Focus is also on a US$1.9 trillion COVID-19 aid bill as a sharply divided US Senate began what was expected to be a long debate over a slew of amendments on how that money would be spent.
The NASDAQ logged its third straight weekly decline after a recent spike in Treasury yields dented demand for high-flying technology stocks.
Rising interest rates disproportionately hurt high-growth tech companies, because investors value them based on earnings expected years into the future, and high interest rates hurt the value of future earnings more than the value of earnings made in the short term.
The tech-heavy NASDAQ is about 8 percent below its Feb. 12 closing high.
Jake Dollarhide, chief executive officer of Longbow Asset Management Co in Tulsa, Oklahoma, said his firm in the past few days has bought shares in a handful of growth companies whose prices have been pummeled in the sell-off.

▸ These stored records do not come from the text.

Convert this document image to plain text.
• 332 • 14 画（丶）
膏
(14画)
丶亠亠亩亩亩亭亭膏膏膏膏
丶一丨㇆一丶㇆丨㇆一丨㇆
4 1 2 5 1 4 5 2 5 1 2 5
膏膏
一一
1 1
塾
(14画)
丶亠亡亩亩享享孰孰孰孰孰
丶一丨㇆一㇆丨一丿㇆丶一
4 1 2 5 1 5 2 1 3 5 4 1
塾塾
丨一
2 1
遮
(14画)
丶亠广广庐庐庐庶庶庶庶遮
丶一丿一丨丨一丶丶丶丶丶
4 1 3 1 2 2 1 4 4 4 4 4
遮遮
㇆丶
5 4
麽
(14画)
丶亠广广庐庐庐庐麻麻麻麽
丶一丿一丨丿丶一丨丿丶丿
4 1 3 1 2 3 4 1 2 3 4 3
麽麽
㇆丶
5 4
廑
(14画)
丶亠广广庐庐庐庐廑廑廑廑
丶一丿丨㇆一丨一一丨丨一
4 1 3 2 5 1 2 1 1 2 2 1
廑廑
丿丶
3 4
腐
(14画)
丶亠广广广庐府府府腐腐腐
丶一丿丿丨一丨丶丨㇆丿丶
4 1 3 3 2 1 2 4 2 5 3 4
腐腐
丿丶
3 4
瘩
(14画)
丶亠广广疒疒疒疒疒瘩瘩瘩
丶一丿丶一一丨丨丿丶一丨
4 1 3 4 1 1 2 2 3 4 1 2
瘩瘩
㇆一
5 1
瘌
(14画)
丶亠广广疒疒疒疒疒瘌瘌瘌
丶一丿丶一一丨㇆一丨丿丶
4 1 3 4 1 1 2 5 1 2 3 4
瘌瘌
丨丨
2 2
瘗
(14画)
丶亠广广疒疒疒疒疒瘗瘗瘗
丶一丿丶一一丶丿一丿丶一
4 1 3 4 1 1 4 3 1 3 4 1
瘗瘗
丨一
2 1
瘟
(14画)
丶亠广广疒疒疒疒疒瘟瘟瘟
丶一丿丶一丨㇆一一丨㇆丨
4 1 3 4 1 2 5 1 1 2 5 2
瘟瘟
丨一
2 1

“Next week, I would expect volatility to continue, with pockets of opportunity, with certain things that sold off potentially rebounding,” Dollarhide said.
The Dow Jones Industrial Average on Friday rose 1.85 percent to end at 31,496.3 points, while the S&P 500 gained 1.95 percent to 3,841.94.
The NASDAQ Composite climbed 1.55 percent to 12,920.15.
In a busy session, volume on US exchanges was 17.4 billion shares, compared with the 15.3 billion average for the full session over the past 20 trading days.
For the week, the S&P 500 rose 0.8 percent, the Dow added 1.8 percent and the NASDAQ lost 2.1 percent.
In Friday’s session, the S&P 500 energy sector index surged 3.9 percent to more than a one-year high as oil prices soared.
Oracle jumped more than 6 percent after Barclays PLC upgraded the business software maker to “overweight,” expecting improvement in the IT spending environment.
Advancing issues outnumbered declining ones on the New York Stock Exchange by a 2.86-to-1 ratio; on NASDAQ, a 2.12-to-1 ratio favored advancers.
The S&P 500 posted 55 new 52-week highs and no new lows; the NASDAQ Composite recorded 225 new highs and 134 new lows.